The concept: Bubbles of Hope envisions deployable homes, or simple, temporary structures that provide safety and comfort in a flexible, adaptable form. It reimagines the disaster response process, too, by innovating typical solutions for both the shelter and field hospital. For example, field hospitals generally put caregivers in dangerous situations; but with technology available today, care could be distributed remotely via drone. The shelter itself is reconfigured into a spherical form that offers a space to triage and serve as a short-term home.

The details: The bubbles themselves are made of a lightweight steel structure that unfolds from a small wheel capsule delivered to disaster sites by drone. After unfolding, the tent-like structure locks together magnetically and is constructed of a durable, waterproof, self-repairing fabric. Artificial intelligence directs inhabitants on performing triage and first aid via an interactive screen, while the central core holds water and food. The entire form is powered by photovoltaics on top of the bubble that generate electricity to supplement an integrated power pack. Bubbles of Hope are color coded to denote availability: green being available, yellow partially occupied, and red full.

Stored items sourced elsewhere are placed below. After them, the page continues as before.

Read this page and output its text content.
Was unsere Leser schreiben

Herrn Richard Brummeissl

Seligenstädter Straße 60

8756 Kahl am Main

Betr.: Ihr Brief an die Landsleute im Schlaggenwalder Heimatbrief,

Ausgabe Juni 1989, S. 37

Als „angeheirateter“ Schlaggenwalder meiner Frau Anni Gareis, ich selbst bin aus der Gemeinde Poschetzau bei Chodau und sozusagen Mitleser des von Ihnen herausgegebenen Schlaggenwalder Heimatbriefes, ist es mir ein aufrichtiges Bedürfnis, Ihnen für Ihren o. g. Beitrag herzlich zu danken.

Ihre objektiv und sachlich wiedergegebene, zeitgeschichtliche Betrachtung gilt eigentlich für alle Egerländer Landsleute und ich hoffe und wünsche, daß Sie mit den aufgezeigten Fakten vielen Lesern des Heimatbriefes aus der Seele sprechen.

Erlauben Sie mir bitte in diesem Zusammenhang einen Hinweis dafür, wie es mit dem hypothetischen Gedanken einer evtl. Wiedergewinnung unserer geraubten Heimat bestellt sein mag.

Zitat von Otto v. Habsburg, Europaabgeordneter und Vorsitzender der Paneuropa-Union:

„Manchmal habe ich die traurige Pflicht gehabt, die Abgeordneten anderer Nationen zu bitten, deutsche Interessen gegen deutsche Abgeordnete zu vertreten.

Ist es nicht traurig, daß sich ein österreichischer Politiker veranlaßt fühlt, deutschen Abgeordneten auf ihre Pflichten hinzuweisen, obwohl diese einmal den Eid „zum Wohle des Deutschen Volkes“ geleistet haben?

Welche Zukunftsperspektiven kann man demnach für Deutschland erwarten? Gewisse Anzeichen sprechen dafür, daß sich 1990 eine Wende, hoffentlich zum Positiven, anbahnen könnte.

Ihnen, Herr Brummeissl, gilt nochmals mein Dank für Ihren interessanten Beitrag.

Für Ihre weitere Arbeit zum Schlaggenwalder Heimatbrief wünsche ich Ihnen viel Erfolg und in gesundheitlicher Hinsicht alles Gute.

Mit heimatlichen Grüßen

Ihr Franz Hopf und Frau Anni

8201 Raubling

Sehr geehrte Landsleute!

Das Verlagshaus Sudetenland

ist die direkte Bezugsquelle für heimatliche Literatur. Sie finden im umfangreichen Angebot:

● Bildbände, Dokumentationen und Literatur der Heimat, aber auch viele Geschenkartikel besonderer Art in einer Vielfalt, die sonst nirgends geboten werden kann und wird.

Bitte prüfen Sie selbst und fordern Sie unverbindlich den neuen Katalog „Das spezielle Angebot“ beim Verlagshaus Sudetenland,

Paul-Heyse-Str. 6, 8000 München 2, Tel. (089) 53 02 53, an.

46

The bubbles are designed to be scattered in an earthquake, with fabric malleable to accommodate rough terrain. In the case of flooding, the units can aggregate to help stabilize them and avoid being washed away, while interior filtration allows use of outside water. In a pandemic scenario, the bubbles might be used for isolation or supply distribution or as a haven for the homeless to quarantine. Disaster management takes place remotely, with drones remaining over disaster zones to provide two-way communication with the control center.